A machine learning project to predict which segment a customer/client would fall.
Collecting Data: An automobile company has plans to enter new markets with their existing products (P1, P2, P3, P4 and P5). After intensive market research, they’ve deduced that the behavior of new market is similar to their existing market.
In their existing market, the sales team has classified all customers into 4 segments (A, B, C, D). Then, they performed segmented outreach and communication for different segment of customers. This strategy has work exceptionally well for them. They plan to use the same strategy on new markets and have identified 2627 new potential customers.
Data is taken from Kaggle. https://www.kaggle.com/datasets/vetrirah/customer
Preparing the Data:
- Analyzed data and found issues with unrequired attributes that are not required for prediction such as ID field. Removed unrelated attributes from the data to make the prediction more effective.
- Missing values in a field makes it irrelevant to determine the output making it less useful for training the model. Hence, removed data rows with missing values.
- Random Sampling: Increased the available data size in an unbiased manner, so the model is not affected by duplicate data's.
- Feature Scaling - Normalization: Used MinMaxScaler to normalize all numerical features to be in the range of [0, 1].
Choosing a Model: Since the data has labelled outputs, it comes under supervised learning. But, we have implemented a hybrid model of combining unsupervised and supervised learning.
- First, A Clustering model is used to split the data set into different clusters. For this we have chosen K-Prototypes. It is a combination of K-Means and K-Modes. It is effective when having both categorical and numerical data. As in this case.
- Secondly, A Classification algorithm is used on each clustered data. We have chosen Decision Tree Classifier.
Training the Model:
- We are identifying the number of clusters required for the data using the Elbow Method.
- Each cluster is found to have class imbalance problem. That is resolved using Oversampling method.
- Each cluster is trained on a decision tree classifier.
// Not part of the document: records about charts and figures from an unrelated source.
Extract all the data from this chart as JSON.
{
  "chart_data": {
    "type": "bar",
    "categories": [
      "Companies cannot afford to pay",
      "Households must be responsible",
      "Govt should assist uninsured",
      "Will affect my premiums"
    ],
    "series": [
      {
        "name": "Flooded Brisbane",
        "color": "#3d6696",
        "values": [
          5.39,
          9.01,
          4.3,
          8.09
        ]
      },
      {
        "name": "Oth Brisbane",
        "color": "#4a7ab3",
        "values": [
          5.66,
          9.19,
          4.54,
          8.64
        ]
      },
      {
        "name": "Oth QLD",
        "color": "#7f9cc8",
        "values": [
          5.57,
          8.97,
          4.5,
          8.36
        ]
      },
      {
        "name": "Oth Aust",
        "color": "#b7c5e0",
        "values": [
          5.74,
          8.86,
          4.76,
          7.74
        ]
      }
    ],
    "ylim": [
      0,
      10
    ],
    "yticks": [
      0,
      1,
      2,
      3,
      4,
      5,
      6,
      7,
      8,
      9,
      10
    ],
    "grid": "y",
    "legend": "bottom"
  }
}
Evaluating the Model: Each cluster is validated and tested with the training data. The mean accuracy of all the cluster is approx. 72%
Parameter Tuning: The hyperparameter tuning is important for Decision Trees as they are prone to result in overfitting problems. Hence, we are identifying the best parameters for a cluster(Gini/Entropy, Max_depth). This is implemented using GridSearchCV from sklearn.model_selection. This provides the best parameter for a cluster which can be used in a decision tree.
Making Predictions: The resulting 72% accuracy is comparatively best as it is much better than the implementations found in Kaggle for the same dataset. We have achieved this by exploring the possibility of implementing a hybrid approach for this dataset.